EDITORIAL: LIAT, the joke no one finds funny

On Friday when we heard of strike action by LIAT’s pilots, the first thought that came to mind was…AGAIN?

And then, when it came time to report on it, our newsroom went to the ‘LIAT-strike-action template,’ changed the date and the issue that caused the strike, added a few more details and it was done … it was somewhat like writing a report on West Indies losing a match.

The situation has become so common and predictable over the years.

The latest spat escalated to the pilots refusing to fly on Friday due to their disagreement with management over whether LIAT had a right to train a non-LIAT pilot (an instructor from a U.S. based training institution) so he could obtain a specific type rating license to fly an ATR (600).

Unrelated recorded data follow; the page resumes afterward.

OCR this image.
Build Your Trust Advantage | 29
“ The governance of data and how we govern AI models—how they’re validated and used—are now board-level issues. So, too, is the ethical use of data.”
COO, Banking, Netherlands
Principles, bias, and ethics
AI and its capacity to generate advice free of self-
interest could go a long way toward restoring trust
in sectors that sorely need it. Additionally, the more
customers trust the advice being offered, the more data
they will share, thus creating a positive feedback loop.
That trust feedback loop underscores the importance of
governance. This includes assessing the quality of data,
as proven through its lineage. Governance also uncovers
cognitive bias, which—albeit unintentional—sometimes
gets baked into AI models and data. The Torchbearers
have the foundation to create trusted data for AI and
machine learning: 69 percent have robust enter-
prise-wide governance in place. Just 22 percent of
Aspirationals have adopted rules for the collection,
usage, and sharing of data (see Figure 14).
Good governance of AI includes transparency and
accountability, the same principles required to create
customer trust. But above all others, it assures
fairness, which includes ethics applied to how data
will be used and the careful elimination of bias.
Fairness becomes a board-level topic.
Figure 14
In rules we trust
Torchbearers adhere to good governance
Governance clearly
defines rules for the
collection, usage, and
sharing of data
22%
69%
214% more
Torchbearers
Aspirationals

Julie Reifer-Jones, the chief executive officer (CEO), told us that “the action taken [by the pilots] is disproportionate to the issue at hand” and based on the information put out there so far, many tend to agree.

The bad news is that the public continues to lose, and LIAT too, every time the pilots decide to strike when management doesn’t give them what they deserve or think they deserve.

We agree that employees must stand up for their rights, and in so doing, will leverage what’s available to them, based on the circumstances, to ensure parity (and success) at the bargaining table.

Unfortunately, what’s leveraged each time is travellers, be they holidaymakers with limited time and money to spend in islands they should have long departed or businesspeople for whom time is money and upon whom opportunity does not wait.

The least the cash-strapped public should rightfully expect and receive from the cash-strapped airline is basic reliability – but that seems to be something LIAT is incapable of delivering. Unfortunately, we have come to grudgingly accept that cancellations, late departures and arrivals and other travel woes form part of ‘the LIAT package.’

On Friday, Reifer-Jones did what LIAT always does … she apologised. Just imagine if there were an account holding a dollar for every apology from LIAT and whichever association is responsible for the wildcat strike du jour, the airline would need less subsistence.

On the other hand, if LIAT were to follow through on the plan it had in June, to give back cash or credit towards future flights for every passenger whose flight was disrupted, it would have gone out of business already … or most people would be flying for free, indefinitely and shareholding governments would have to inject even more funds to keep LIAT in the air.

That’s why it had come as a surprise to us when the company told us in June that from July 2017 it would start the ‘give back’ programme because we all know that the relationship between staff and management is “combative” as Reifer-Jones had herself said, and it almost, always involves strike action.

We are also wondering what exactly happened in the one on one meetings with LIAT’s  management and staff to address their strained relationship in June, because we are yet to see any fruits of those meetings. Those sessions were organised because LIAT was “working to change that [combative] climate because the current approach doesn’t help anyone.”

Fast forward now from June to November, and the situation has not improved. The weekend headlines across the region all had something on LIAT – passengers say LIAT messed up their travel plans; hundreds of passengers stranded; flight Disruptions due to industrial action at LIAT airline; and LIAT apologises to everyone affected – just to highlight a few.

Hence, people are stranded at an airport and their plans and money are going up in smoke, yet again, sorry doesn’t cut it. LIAT, its shareholders and all of the airline’s agents must understand that we demand better, not just better, but the best service.

The four shareholder prime ministers and the board at LIAT cannot continue making a case for more money and for other islands serviced by LIAT to step up to the plate with their cheque books if LIAT insists on proving that there is no guarantee of value for money.

The public has had enough of the apologies and explanations. It’s high time we get service.